Европейская классическая философия (Марков) - страница 108

На лекции Платона ходили две женщины, Ласфения и Аксиофея, и когда Платон умер, они продолжили ходить к его преемнику Спевсиппу. Не вполне понятно, выступали ли они с какими-то речами или просто внимательно усваивали услышанное. Скорее всего, первое: если Спевсипп их взял, значит, они уже показали какие-то выдающиеся качества, такие как умение мыслить последовательно и отвлеченно. В учении Платона женщин могла привлечь живость его речи, умение быстро переходить от несерьезных тем к серьезным. Сам Платон, заметим, приписывал устами Сократа заветные мысли женщинам: жене Перикла Аспазии и мудрой страннице Диотиме. Платону было важно оспорить софистов, которые женщин принижали: например, Горгий говорил, что Елена Троянская не виновна в начале войны, так как поддалась риторике Париса, а женщины не могут противостоять прекрасно построенной речи. Аспазия и Диотима – образцы женщин, которые сами выстраивают речь, показывают, как речь пробуждает различные чувства и мысли, и как человек, наоборот, не довольствуется красивыми словами, а, скорее, требует перейти к самим вещам. Так, в диалоге «Пир» Сократ цитирует речь Диотимы, объясняющей, как любовь превращается из простого чувства в созидание человеком самого себя: кто любит – тот хочет стать совершенным, а значит, и стать настоящим человеком, не таким как был раньше.

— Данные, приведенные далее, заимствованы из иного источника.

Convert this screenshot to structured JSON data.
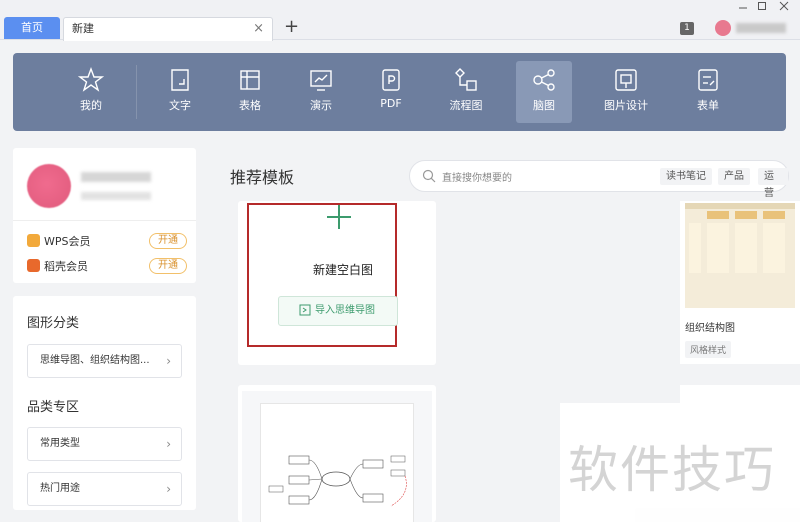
{
  "tabs": {
    "home_label": "首页",
    "active_label": "新建",
    "close_symbol": "×",
    "add_symbol": "+"
  },
  "window": {
    "notification_count": "1"
  },
  "toolbar": {
    "items": [
      {
        "label": "我的",
        "icon": "star-icon"
      },
      {
        "label": "文字",
        "icon": "document-icon"
      },
      {
        "label": "表格",
        "icon": "table-icon"
      },
      {
        "label": "演示",
        "icon": "presentation-icon"
      },
      {
        "label": "PDF",
        "icon": "pdf-icon"
      },
      {
        "label": "流程图",
        "icon": "flowchart-icon"
      },
      {
        "label": "脑图",
        "icon": "mindmap-icon",
        "active": true
      },
      {
        "label": "图片设计",
        "icon": "image-design-icon"
      },
      {
        "label": "表单",
        "icon": "form-icon"
      }
    ]
  },
  "sidebar": {
    "members": [
      {
        "label": "WPS会员",
        "button": "开通",
        "color": "#f2a93b"
      },
      {
        "label": "稻壳会员",
        "button": "开通",
        "color": "#e8692c"
      }
    ],
    "category_title": "图形分类",
    "category_button": "思维导图、组织结构图...",
    "zone_title": "品类专区",
    "zone_buttons": [
      "常用类型",
      "热门用途"
    ]
  },
  "main": {
    "section_title": "推荐模板",
    "search_placeholder": "直接搜你想要的",
    "search_tags": [
      "读书笔记",
      "产品",
      "运营"
    ],
    "blank_card_label": "新建空白图",
    "import_button": "导入思维导图",
    "org_card_label": "组织结构图",
    "org_card_tag": "风格样式"
  },
  "watermark": "软件技巧",
  "colors": {
    "toolbar_bg": "#6d7e9e",
    "home_tab": "#5b8ff0",
    "highlight_frame": "#b52a2a",
    "accent_green": "#3c9b6d"
  }
}
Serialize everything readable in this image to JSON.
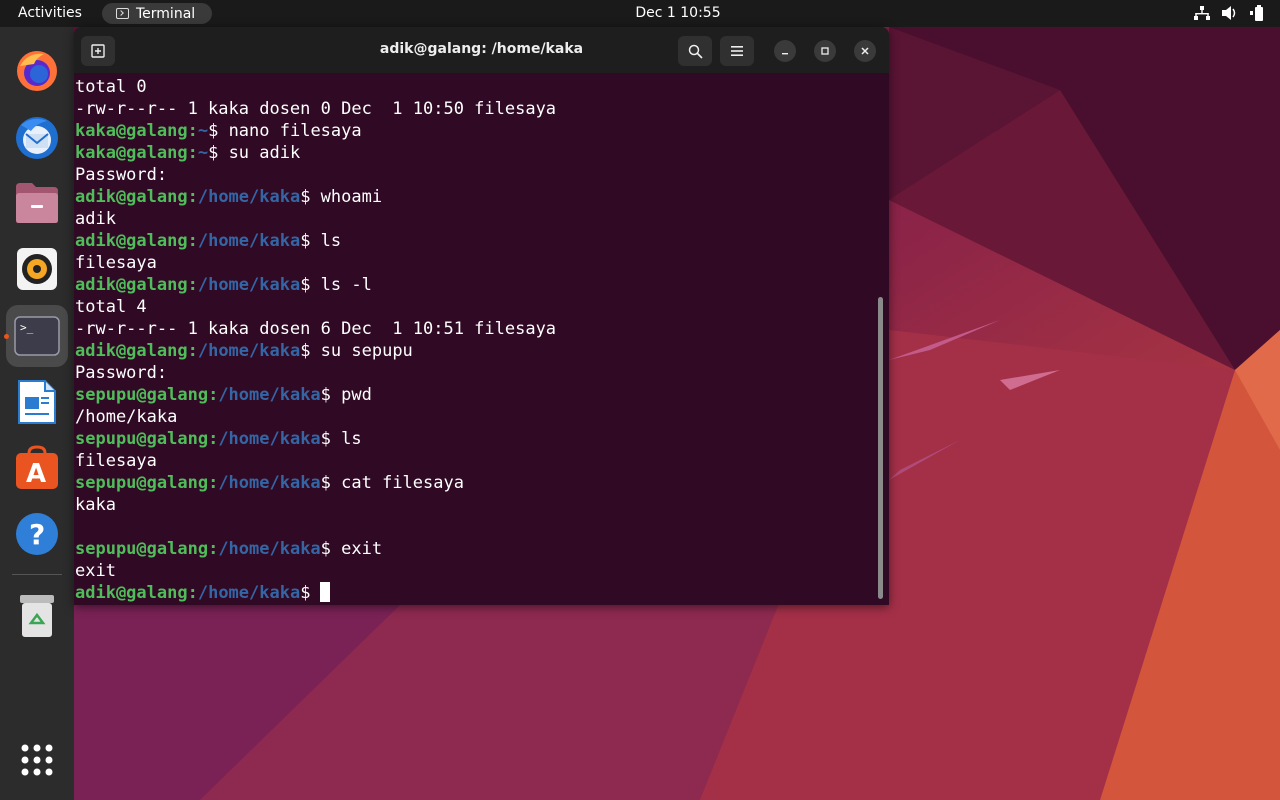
{
  "topbar": {
    "activities": "Activities",
    "app_name": "Terminal",
    "clock": "Dec 1  10:55"
  },
  "dock": {
    "apps": [
      "firefox-icon",
      "thunderbird-icon",
      "files-icon",
      "rhythmbox-icon",
      "terminal-icon",
      "writer-icon",
      "app-center-icon",
      "help-icon",
      "trash-icon",
      "show-apps-icon"
    ]
  },
  "window": {
    "title": "adik@galang: /home/kaka"
  },
  "terminal": {
    "lines": [
      {
        "out": "total 0"
      },
      {
        "out": "-rw-r--r-- 1 kaka dosen 0 Dec  1 10:50 filesaya"
      },
      {
        "user": "kaka@galang",
        "path": "~",
        "cmd": "$ nano filesaya"
      },
      {
        "user": "kaka@galang",
        "path": "~",
        "cmd": "$ su adik"
      },
      {
        "out": "Password:"
      },
      {
        "user": "adik@galang",
        "path": "/home/kaka",
        "cmd": "$ whoami"
      },
      {
        "out": "adik"
      },
      {
        "user": "adik@galang",
        "path": "/home/kaka",
        "cmd": "$ ls"
      },
      {
        "out": "filesaya"
      },
      {
        "user": "adik@galang",
        "path": "/home/kaka",
        "cmd": "$ ls -l"
      },
      {
        "out": "total 4"
      },
      {
        "out": "-rw-r--r-- 1 kaka dosen 6 Dec  1 10:51 filesaya"
      },
      {
        "user": "adik@galang",
        "path": "/home/kaka",
        "cmd": "$ su sepupu"
      },
      {
        "out": "Password:"
      },
      {
        "user": "sepupu@galang",
        "path": "/home/kaka",
        "cmd": "$ pwd"
      },
      {
        "out": "/home/kaka"
      },
      {
        "user": "sepupu@galang",
        "path": "/home/kaka",
        "cmd": "$ ls"
      },
      {
        "out": "filesaya"
      },
      {
        "user": "sepupu@galang",
        "path": "/home/kaka",
        "cmd": "$ cat filesaya"
      },
      {
        "out": "kaka"
      },
      {
        "out": ""
      },
      {
        "user": "sepupu@galang",
        "path": "/home/kaka",
        "cmd": "$ exit"
      },
      {
        "out": "exit"
      },
      {
        "user": "adik@galang",
        "path": "/home/kaka",
        "cmd": "$",
        "cursor": true
      }
    ]
  },
  "colors": {
    "terminal_bg": "#300a24",
    "prompt_user": "#4fbe5a",
    "prompt_path": "#3465a4",
    "accent": "#e95420"
  }
}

К сожалению, не дошли до нас труды Гипатии, начальницы александрийской библиотеки, трагически погибшей во время бунта 415 года, в котором, к сожалению, приняли участие и грубые монахи; но мы можем судить о ее интересах по работам ее ученика, епископа Синесия. Синесий ввел понятие о тонком сне, особой предутренней чуткости, в которой сны получают свой смысл. Ведь когда индивидуальная душа только пробуждается, она претерпевает свою индивидуальность, а не готовые сценарии, и поэтому может понять то, что произойдет в будущем.

Средневековая женская духовность как философия

Хильдегарда Бингенская (1098–1179) – музыкант и медик, высказывала свою философию в форме видений. Для средневековой мысли знаки, находящиеся в тексте, обладают не меньшей реальностью, чем знаки в природе, поэтому мы никогда не можем сказать, видела ли она то, о чем писала, или руководствовалась знаниями авторитетных людей и толковала какие-то свои состояния как видения. Судя по всему, эти оптические впечатления не давали ей покоя, и она даже обращалась к духовнику, как быть: он посоветовал записывать эти видения и систематизировать – тогда это будет не ее личное откровение, но наставление для всех, как именно нужно созерцать внезапное явление прежде плохо знакомых смыслов.